Not sure if the SHOW generates them by default or gets the show global status counters increased for each run. Maybe the LIKE '%'?

Change 511951 had a related patch set uploaded (by Aaron Schulz; owner: Aaron Schulz):
[mediawiki/core@master] rdbms: fix ChronologyProtector client IDs to not be empty

https://gerrit.wikimedia.org/r/511951

Change 511951 merged by jenkins-bot:
[mediawiki/core@master] rdbms: fix ChronologyProtector client IDs to not be empty

https://gerrit.wikimedia.org/r/511951

Change 512514 had a related patch set uploaded (by Krinkle; owner: Aaron Schulz):
[mediawiki/core@wmf/1.34.0-wmf.6] rdbms: fix ChronologyProtector client IDs to not be empty

https://gerrit.wikimedia.org/r/512514

Change 512514 merged by jenkins-bot:
[mediawiki/core@wmf/1.34.0-wmf.6] rdbms: fix ChronologyProtector client IDs to not be empty

https://gerrit.wikimedia.org/r/512514

Mentioned in SAL (#wikimedia-operations) [2019-05-27T18:41:16Z] <krinkle@deploy1001> Synchronized php-1.34.0-wmf.6/includes/libs/rdbms: rMW66556bf37e88 / T223310, T223978 (duration: 00m 50s)

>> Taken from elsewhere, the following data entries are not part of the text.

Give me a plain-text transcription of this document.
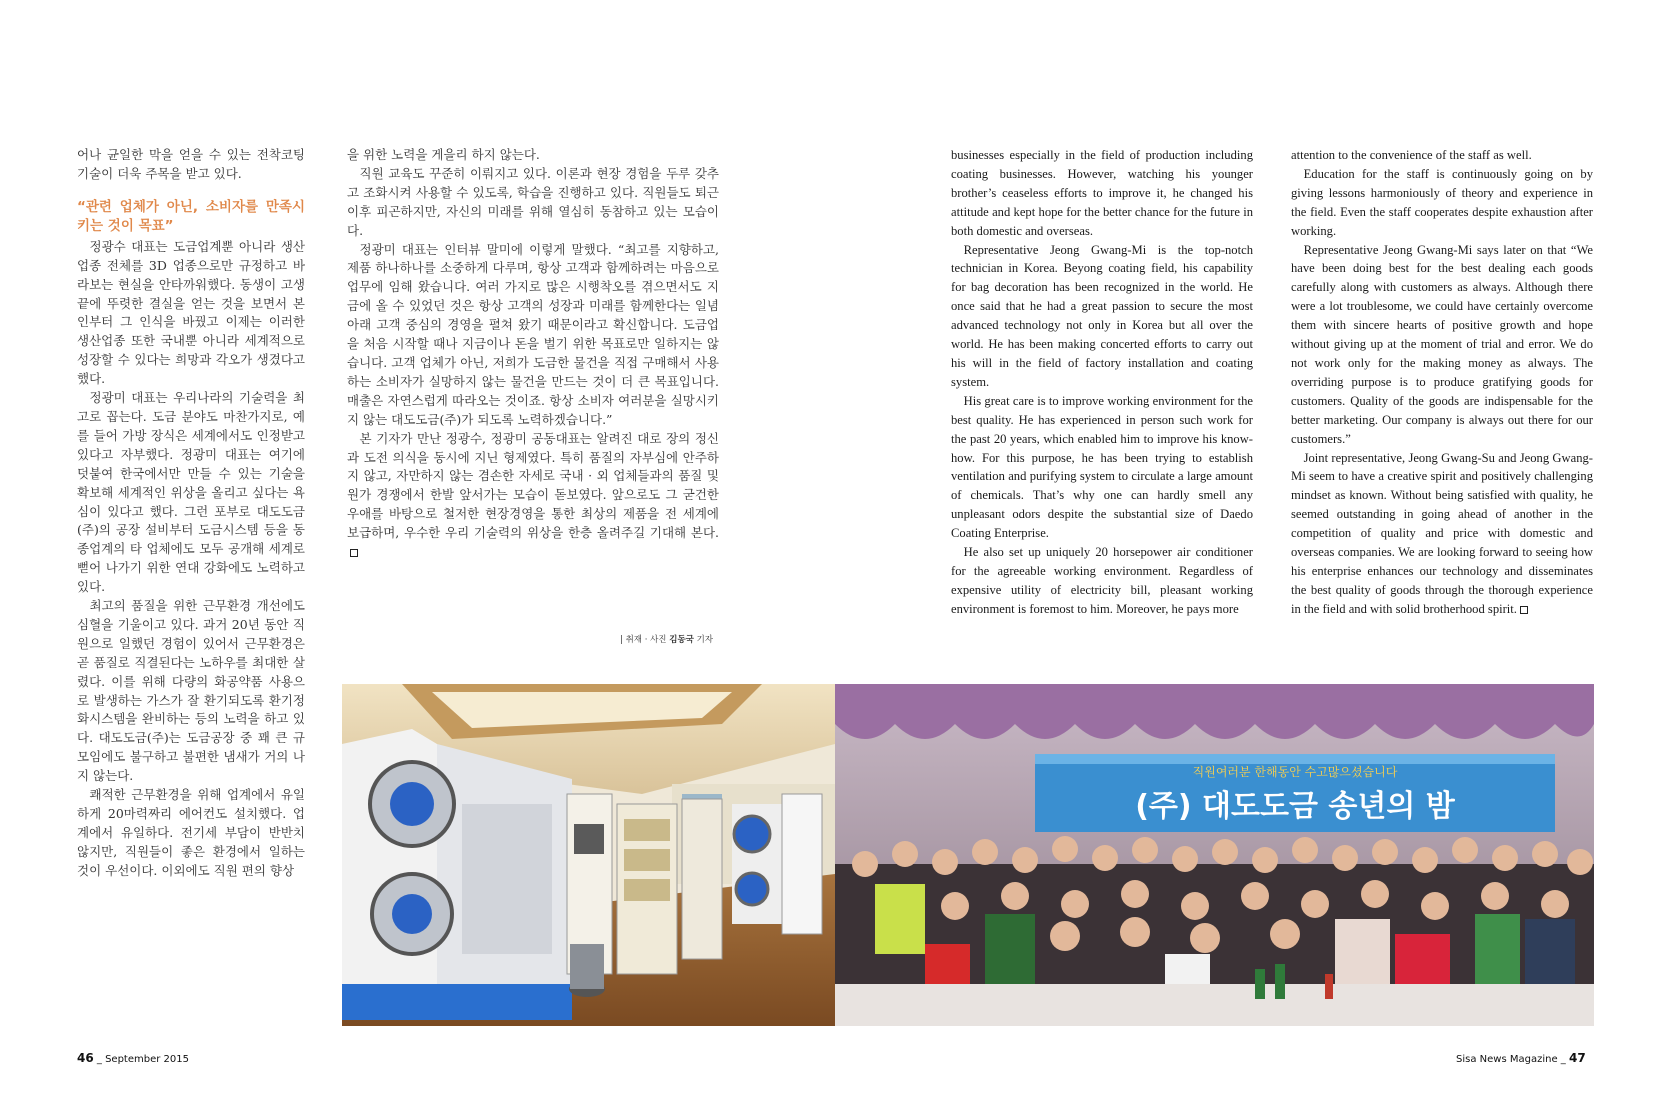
어나 균일한 막을 얻을 수 있는 전착코팅 기술이 더욱 주목을 받고 있다.

“관련 업체가 아닌, 소비자를 만족시키는 것이 목표”

정광수 대표는 도금업계뿐 아니라 생산 업종 전체를 3D 업종으로만 규정하고 바라보는 현실을 안타까워했다. 동생이 고생 끝에 뚜렷한 결실을 얻는 것을 보면서 본인부터 그 인식을 바꿨고 이제는 이러한 생산업종 또한 국내뿐 아니라 세계적으로 성장할 수 있다는 희망과 각오가 생겼다고 했다.

정광미 대표는 우리나라의 기술력을 최고로 꼽는다. 도금 분야도 마찬가지로, 예를 들어 가방 장식은 세계에서도 인정받고 있다고 자부했다. 정광미 대표는 여기에 덧붙여 한국에서만 만들 수 있는 기술을 확보해 세계적인 위상을 올리고 싶다는 욕심이 있다고 했다. 그런 포부로 대도도금(주)의 공장 설비부터 도금시스템 등을 동종업계의 타 업체에도 모두 공개해 세계로 뻗어 나가기 위한 연대 강화에도 노력하고 있다.

최고의 품질을 위한 근무환경 개선에도 심혈을 기울이고 있다. 과거 20년 동안 직원으로 일했던 경험이 있어서 근무환경은 곧 품질로 직결된다는 노하우를 최대한 살렸다. 이를 위해 다량의 화공약품 사용으로 발생하는 가스가 잘 환기되도록 환기정화시스템을 완비하는 등의 노력을 하고 있다. 대도도금(주)는 도금공장 중 꽤 큰 규모임에도 불구하고 불편한 냄새가 거의 나지 않는다.

쾌적한 근무환경을 위해 업계에서 유일하게 20마력짜리 에어컨도 설치했다. 업계에서 유일하다. 전기세 부담이 반반치 않지만, 직원들이 좋은 환경에서 일하는 것이 우선이다. 이외에도 직원 편의 향상

을 위한 노력을 게을리 하지 않는다.

직원 교육도 꾸준히 이뤄지고 있다. 이론과 현장 경험을 두루 갖추고 조화시켜 사용할 수 있도록, 학습을 진행하고 있다. 직원들도 퇴근이후 피곤하지만, 자신의 미래를 위해 열심히 동참하고 있는 모습이다.

정광미 대표는 인터뷰 말미에 이렇게 말했다. “최고를 지향하고, 제품 하나하나를 소중하게 다루며, 항상 고객과 함께하려는 마음으로 업무에 임해 왔습니다. 여러 가지로 많은 시행착오를 겪으면서도 지금에 올 수 있었던 것은 항상 고객의 성장과 미래를 함께한다는 일념 아래 고객 중심의 경영을 펼쳐 왔기 때문이라고 확신합니다. 도금업을 처음 시작할 때나 지금이나 돈을 벌기 위한 목표로만 일하지는 않습니다. 고객 업체가 아닌, 저희가 도금한 물건을 직접 구매해서 사용하는 소비자가 실망하지 않는 물건을 만드는 것이 더 큰 목표입니다. 매출은 자연스럽게 따라오는 것이죠. 항상 소비자 여러분을 실망시키지 않는 대도도금(주)가 되도록 노력하겠습니다.”

본 기자가 만난 정광수, 정광미 공동대표는 알려진 대로 장의 정신과 도전 의식을 동시에 지닌 형제였다. 특히 품질의 자부심에 안주하지 않고, 자만하지 않는 겸손한 자세로 국내 · 외 업체들과의 품질 및 원가 경쟁에서 한발 앞서가는 모습이 돋보였다. 앞으로도 그 굳건한 우애를 바탕으로 철저한 현장경영을 통한 최상의 제품을 전 세계에 보급하며, 우수한 우리 기술력의 위상을 한층 올려주길 기대해 본다.

| 취재 · 사진 김동국 기자

businesses especially in the field of production including coating businesses. However, watching his younger brother’s ceaseless efforts to improve it, he changed his attitude and kept hope for the better chance for the future in both domestic and overseas.

Representative Jeong Gwang-Mi is the top-notch technician in Korea. Beyong coating field, his capability for bag decoration has been recognized in the world. He once said that he had a great passion to secure the most advanced technology not only in Korea but all over the world. He has been making concerted efforts to carry out his will in the field of factory installation and coating system.

His great care is to improve working environment for the best quality. He has experienced in person such work for the past 20 years, which enabled him to improve his know-how. For this purpose, he has been trying to establish ventilation and purifying system to circulate a large amount of chemicals. That’s why one can hardly smell any unpleasant odors despite the substantial size of Daedo Coating Enterprise.

He also set up uniquely 20 horsepower air conditioner for the agreeable working environment. Regardless of expensive utility of electricity bill, pleasant working environment is foremost to him. Moreover, he pays more

attention to the convenience of the staff as well.

Education for the staff is continuously going on by giving lessons harmoniously of theory and experience in the field. Even the staff cooperates despite exhaustion after working.

Representative Jeong Gwang-Mi says later on that “We have been doing best for the best dealing each goods carefully along with customers as always. Although there were a lot troublesome, we could have certainly overcome them with sincere hearts of positive growth and hope without giving up at the moment of trial and error. We do not work only for the making money as always. The overriding purpose is to produce gratifying goods for customers. Quality of the goods are indispensable for the better marketing. Our company is always out there for our customers.”

Joint representative, Jeong Gwang-Su and Jeong Gwang-Mi seem to have a creative spirit and positively challenging mindset as known. Without being satisfied with quality, he seemed outstanding in going ahead of another in the competition of quality and price with domestic and overseas companies. We are looking forward to seeing how his enterprise enhances our technology and disseminates the best quality of goods through the thorough experience in the field and with solid brotherhood spirit.

직원여러분 한해동안 수고많으셨습니다
(주) 대도도금 송년의 밤
46 _ September 2015	Sisa News Magazine _ 47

Krinkle closed this task as Resolved.EditedMay 27 2019, 6:49 PM
Krinkle assigned this task to aaron.
This comment has been deleted.

Recovery:

Screenshot 2019-05-27 at 19.48.30.png (1×2 px, 305 KB)
Screenshot 2019-05-27 at 19.48.44.png (1×2 px, 292 KB)

(Untagging from release, given the problematic commit didn't make it into a release branch.)